Senior Emma Geitner came to support the protest after she was unable to formally sign up to participate.

“I just think that it’s super important that you kind of put your money where your mouth is,” Geitner said. “Since Vanderbilt is still investing in fossil fuels it really doesn’t send the right message.” 

As students marched, bagpipe music played from a portable speaker. Students also chanted, “What do we want? Divestment! When do we want it? Now!” and “Stand Up! Fight Back!” on their way to Kirkland Circle. 

Student speakers

The demonstration received support from the Indigenous Student Organization (ISO), Hidden Dores, Students Promoting Environmental Awareness and Responsibility (SPEAR), the Vanderbilt Lambda Association, Vanderbilt Young Democratic Socialists of America (VYDSA) and Sunrise Vanderbilt, per a Feb. 14 Dores Divest Instagram post.

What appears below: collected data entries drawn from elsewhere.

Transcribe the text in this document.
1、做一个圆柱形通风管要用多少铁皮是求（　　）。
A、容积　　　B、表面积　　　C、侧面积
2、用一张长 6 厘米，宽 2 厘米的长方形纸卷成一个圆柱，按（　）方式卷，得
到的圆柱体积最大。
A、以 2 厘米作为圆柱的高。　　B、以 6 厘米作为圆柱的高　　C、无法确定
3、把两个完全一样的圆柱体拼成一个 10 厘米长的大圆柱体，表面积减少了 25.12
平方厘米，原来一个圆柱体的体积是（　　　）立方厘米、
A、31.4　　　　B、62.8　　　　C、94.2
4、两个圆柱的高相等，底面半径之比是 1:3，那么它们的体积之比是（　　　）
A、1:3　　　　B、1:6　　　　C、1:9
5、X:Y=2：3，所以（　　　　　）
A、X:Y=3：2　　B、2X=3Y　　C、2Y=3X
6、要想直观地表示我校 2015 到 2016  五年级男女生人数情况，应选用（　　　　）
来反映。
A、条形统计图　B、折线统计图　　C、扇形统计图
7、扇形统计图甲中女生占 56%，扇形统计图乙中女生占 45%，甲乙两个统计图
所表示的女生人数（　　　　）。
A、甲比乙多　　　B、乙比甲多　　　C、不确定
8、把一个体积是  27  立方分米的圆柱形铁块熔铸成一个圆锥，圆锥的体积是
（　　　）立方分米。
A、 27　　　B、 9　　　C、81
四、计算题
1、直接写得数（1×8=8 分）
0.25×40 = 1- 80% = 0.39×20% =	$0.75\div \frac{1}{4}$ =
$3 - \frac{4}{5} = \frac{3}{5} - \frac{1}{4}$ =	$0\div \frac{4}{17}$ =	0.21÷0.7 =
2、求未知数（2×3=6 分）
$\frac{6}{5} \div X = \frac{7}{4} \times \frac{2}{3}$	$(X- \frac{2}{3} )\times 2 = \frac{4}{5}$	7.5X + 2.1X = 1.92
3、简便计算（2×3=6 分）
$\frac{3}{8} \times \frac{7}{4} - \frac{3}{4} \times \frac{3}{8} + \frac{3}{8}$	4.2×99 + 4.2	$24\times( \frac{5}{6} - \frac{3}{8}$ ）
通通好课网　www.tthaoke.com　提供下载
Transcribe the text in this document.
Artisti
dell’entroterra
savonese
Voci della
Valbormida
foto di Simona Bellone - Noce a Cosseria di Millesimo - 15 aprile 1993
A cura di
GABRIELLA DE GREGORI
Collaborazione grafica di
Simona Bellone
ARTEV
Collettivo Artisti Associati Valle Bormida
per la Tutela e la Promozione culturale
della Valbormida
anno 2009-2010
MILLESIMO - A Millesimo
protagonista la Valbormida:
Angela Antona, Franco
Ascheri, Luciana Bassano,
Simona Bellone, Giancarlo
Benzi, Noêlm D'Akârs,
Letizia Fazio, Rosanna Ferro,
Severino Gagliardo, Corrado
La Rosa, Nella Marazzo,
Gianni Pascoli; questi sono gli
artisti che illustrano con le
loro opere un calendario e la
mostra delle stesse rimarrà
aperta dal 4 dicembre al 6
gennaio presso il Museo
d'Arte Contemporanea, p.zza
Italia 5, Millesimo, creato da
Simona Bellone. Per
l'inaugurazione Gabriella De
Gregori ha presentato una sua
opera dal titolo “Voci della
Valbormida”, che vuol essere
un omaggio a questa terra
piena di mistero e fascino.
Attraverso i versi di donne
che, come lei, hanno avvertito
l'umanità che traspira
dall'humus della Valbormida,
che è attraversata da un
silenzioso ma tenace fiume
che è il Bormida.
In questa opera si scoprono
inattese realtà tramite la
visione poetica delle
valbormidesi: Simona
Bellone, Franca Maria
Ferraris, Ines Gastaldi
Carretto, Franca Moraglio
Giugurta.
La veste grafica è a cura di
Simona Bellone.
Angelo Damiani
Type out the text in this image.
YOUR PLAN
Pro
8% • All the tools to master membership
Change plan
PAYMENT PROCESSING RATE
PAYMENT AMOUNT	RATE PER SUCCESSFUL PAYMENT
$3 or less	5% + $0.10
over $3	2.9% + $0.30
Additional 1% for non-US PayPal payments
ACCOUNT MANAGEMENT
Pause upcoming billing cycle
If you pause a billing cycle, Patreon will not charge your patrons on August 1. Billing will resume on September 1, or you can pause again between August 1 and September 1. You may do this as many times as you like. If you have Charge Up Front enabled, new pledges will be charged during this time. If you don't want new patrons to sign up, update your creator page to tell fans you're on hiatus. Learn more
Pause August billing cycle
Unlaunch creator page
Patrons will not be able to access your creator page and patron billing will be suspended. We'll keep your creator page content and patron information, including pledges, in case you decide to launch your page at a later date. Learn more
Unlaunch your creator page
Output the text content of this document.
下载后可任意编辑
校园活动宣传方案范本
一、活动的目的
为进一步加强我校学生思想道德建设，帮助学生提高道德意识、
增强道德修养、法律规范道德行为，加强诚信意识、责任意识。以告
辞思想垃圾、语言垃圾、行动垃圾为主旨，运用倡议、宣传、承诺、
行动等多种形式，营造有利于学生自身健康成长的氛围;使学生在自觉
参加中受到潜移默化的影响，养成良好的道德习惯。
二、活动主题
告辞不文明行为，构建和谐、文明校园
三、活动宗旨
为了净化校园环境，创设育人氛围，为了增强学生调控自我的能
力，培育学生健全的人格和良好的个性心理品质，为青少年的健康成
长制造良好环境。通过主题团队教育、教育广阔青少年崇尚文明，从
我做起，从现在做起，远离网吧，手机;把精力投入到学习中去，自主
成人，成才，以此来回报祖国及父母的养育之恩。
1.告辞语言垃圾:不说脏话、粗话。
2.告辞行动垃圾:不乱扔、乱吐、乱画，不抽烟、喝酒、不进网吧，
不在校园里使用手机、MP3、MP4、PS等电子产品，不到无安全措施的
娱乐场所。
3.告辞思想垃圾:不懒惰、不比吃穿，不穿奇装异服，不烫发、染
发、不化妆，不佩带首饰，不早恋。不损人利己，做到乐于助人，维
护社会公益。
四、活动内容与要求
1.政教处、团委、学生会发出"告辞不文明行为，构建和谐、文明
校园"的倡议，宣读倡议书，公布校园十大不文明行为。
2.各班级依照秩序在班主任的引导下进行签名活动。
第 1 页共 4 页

Marchers arrived at Kirkland Hall at approximately 2:25 p.m. CST, where eight students representing various student organizations spoke. In order, the speakers were DivestVU co-founder Emily Irigoyen, Hidden Dores Senior Advisor Ember Tharpe, Dores Divest undergraduate president Ben Hayden, GSC representative Miguel Moravec, DivestVU executive board member Hannah Bruns, ISO representatives Gabby Guarna and Anna Fonongava’inga and VSG Vice President Shun Ahmed.

Speakers lined up on the steps of Kirkland Hall alongside a cardboard cutout of Al Gore wearing an orange beanie. The series began with a land acknowledgment, which Irigoyen stated had not been officially adopted by the university. The statement indicated that the land which Vanderbilt lies on was the ancestral homeland of Cherokee, Shawnee and other Native peoples that had been relocated through legislation. Tharpe, Guana and Fonongava’inga each stated in their speeches that the use of fossil fuels disproportionately affects communities of color, who often experience increased rates of disease as a result of climate change and suffer from inequitable distribution of relief following natural disasters exacerbated by climate change. 

“How can you say you love Vanderbilt University and not fight against fossil fuels, which destroy the land of its people?” the ISO speech said.

Hayden expressed disdain for the university’s lack of response and stated that student activists on campus are held to higher standards of conduct than companies who “willfully vandalize the planet.” Vanderbilt’s continued investment in fossil fuels demonstrates Vanderbilt’s values more than any rhetoric could, Moravec said

Bruns, a former VSG Senator who served as the chair of the Environmental Action Committee, expressed her hope that Vanderbilt would join Fossil Free SEC, a coalition of 12 schools within the Southeastern Conference that promotes divestment from fossil fuels. Ahmed also stated in her speech that by removing the greenhouse and the lack of action on the part of Diversity, Equity and Inclusion Committees, the university has demonstrated that it prioritizes profits over students. 

“This is the status quo we need,” Ahmed said. “We need the ability for Vanderbilt to sit here and realize that their students will not be quiet and sit in a meeting room and just watch these issues continue on.” 

Administration response

Dean of Students Mark Bandas attended the protest because he had engaged with the student leaders who had organized the event. 

“As a university, we support the right of those who participated today, and all of our students, faculty and staff, to make their voices heard on issues they feel strongly about,” Bandas said in an email to The Hustler. “We are also committed to empowering diverse voices, cultivating critical discourse and working through issues of concern within our community.”

Chancellor Daniel Diermeier did not respond to a request for comment. His office referred The Hustler to the Dean of Students’ Office instead.

“It’s important for students to make their voices heard and that includes being advocates for specific issues and to be protesting,” Diermeier said in a Feb. 20 interview with The Hustler. “It’s always important, particularly in the time of COVID, that they are coordinated with us to make sure that everything is done safely and in a manner that doesn’t disrupt university operations.”